Letztlich handelt es sich bei den Abstrichen in puncto Simultaneffekt freilich nur um ein Luxusprobelm, welches nicht die Freude darüber verderben sollte, dass Menschen im Fußballfieber zu einem großen Wettkampf wie der WM nicht mehr auf einen linearen Fernsehanschluss angewiesen sind. Was dem Fußballspaß nun noch im Wege stehen könnte, ist die Gefahr einer Überlastung der Netze oder eine irgendwie geartete Machtdemonstration der Telekommunikationskonzerne, die das erwartungsgemäß massive Streamingaufkommen nutzen könnten, um auf die angebliche Notwendigkeit eines Zwei-Klassen-Internets hinzuweisen.
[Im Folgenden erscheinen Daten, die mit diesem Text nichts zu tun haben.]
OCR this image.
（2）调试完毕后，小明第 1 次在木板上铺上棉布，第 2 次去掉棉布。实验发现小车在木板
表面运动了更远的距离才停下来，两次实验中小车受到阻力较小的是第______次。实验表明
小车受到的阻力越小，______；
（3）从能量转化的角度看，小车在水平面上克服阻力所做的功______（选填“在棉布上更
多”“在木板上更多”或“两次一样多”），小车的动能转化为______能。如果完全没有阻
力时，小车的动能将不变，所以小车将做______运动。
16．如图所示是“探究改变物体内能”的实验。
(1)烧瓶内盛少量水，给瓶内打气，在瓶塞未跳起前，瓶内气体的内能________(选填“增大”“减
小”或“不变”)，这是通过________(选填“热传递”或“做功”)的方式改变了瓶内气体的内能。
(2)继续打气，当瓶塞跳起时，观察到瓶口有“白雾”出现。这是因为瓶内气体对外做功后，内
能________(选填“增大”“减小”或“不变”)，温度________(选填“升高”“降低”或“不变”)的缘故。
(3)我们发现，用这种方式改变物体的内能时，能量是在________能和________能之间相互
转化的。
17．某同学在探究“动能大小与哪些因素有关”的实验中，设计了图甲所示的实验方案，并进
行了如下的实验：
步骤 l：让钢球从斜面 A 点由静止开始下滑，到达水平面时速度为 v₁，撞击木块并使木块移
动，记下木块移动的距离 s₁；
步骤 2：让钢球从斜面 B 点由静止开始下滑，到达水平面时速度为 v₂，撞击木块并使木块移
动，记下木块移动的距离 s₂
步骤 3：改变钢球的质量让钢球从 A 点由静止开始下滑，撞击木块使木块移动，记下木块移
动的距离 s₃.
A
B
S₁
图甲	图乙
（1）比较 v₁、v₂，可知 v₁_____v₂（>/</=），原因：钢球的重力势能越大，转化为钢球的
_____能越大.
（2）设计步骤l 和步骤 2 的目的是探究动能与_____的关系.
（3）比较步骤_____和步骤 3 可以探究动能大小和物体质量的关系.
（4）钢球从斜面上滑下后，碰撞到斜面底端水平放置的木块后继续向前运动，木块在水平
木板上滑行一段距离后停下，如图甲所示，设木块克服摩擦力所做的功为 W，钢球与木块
Wie heutzutage bei jedem Großevent von internationaler Bedeutung ist bei den Spielen mit neuen Rekorden beim globalen Datenverkehr zu rechnen. Wenn am Sonntag, den 13. Juli, gegen Mitternacht der Weltmeister feststeht, werden wir um einige Erkenntnisse über die Verfassung der weltweiten Internet-Infrastruktur reicher sein. /mw

Foto: Finger touching blank tablet computer screen in front of soccer field, Shutterstock

Kommentare

  • Dario

    11.06.14 (15:40:10)

    Für mich persönlich ist die Zeitverzögerung ein absolutes No-Go und der TV-Anschluss oder DVB-T daher (derzeit noch) konkurrenzlos. Unabhängig davon, ob Jubelschreie mir ein Tor vorweg nehmen. Allein der Gedanke, hintendran zu hängen, behagt mir nicht.

  • Matthias

    13.06.14 (14:57:59)

    Mir hat beim gestrigen WM-Eröffnungsspiel Zattoo das Fußballdasein gerettet, während mein TV-Receiver rumgemuckt hat. Ohne Zattoo wäre ich minutenlang bild- und tonlos geblieben. Welch eine 'Katastrophe' wäre das gewesen... ;)

  • RS

    23.06.14 (16:27:14)

    Hallo Martin, hast du dir die ARD bzw. ARD-App auch einmal angeschaut? Meine Erfahrungen sind, dass diese von der Qualität deutlich besser sind als der Livestream von Zattoo. http://kabel-blog.de/wp-content/uploads/2014/05/zattoo-zdf-app.jpg Daher empfehle ich zum Fußball schauen auf jeden Fall die Programme. Die Zeitverzögerung finde ich allerdings auch sehr extrem. Hier ist Zattoo wiederrum besser als die Hauseigenen Programme. Ich würde daher Spiele von Deutschland wohl nie gestreamt schauen wollen! Bei allen anderen ist mir die Verzögerung relativ egal, denn da höre ich wenig Jubelschreie ;)

  • John Weinstein

    23.06.14 (20:14:58)

    Hallo, ich habe die beiden Apps getestet und muss sagen, dass die Qualität besser ist als von Zattoo. Zettoo hat auch größere Verzögerung, als ZDF oder ARD. Somit kann man durch die Apps fast gleich mitjubeln, wenn die Tore in Echtzeit fallen. Bei Zattoo musste man idR mehr als 10 Sek. mit Verzögerung rechnen. John

  • Martin Weigert

    23.06.14 (20:19:02)

    Danke für den Tipp werd ich mal in der Praxis ausprobieren. Tatsächlich ist die Qualität bei Zattoo nicht immer astrein.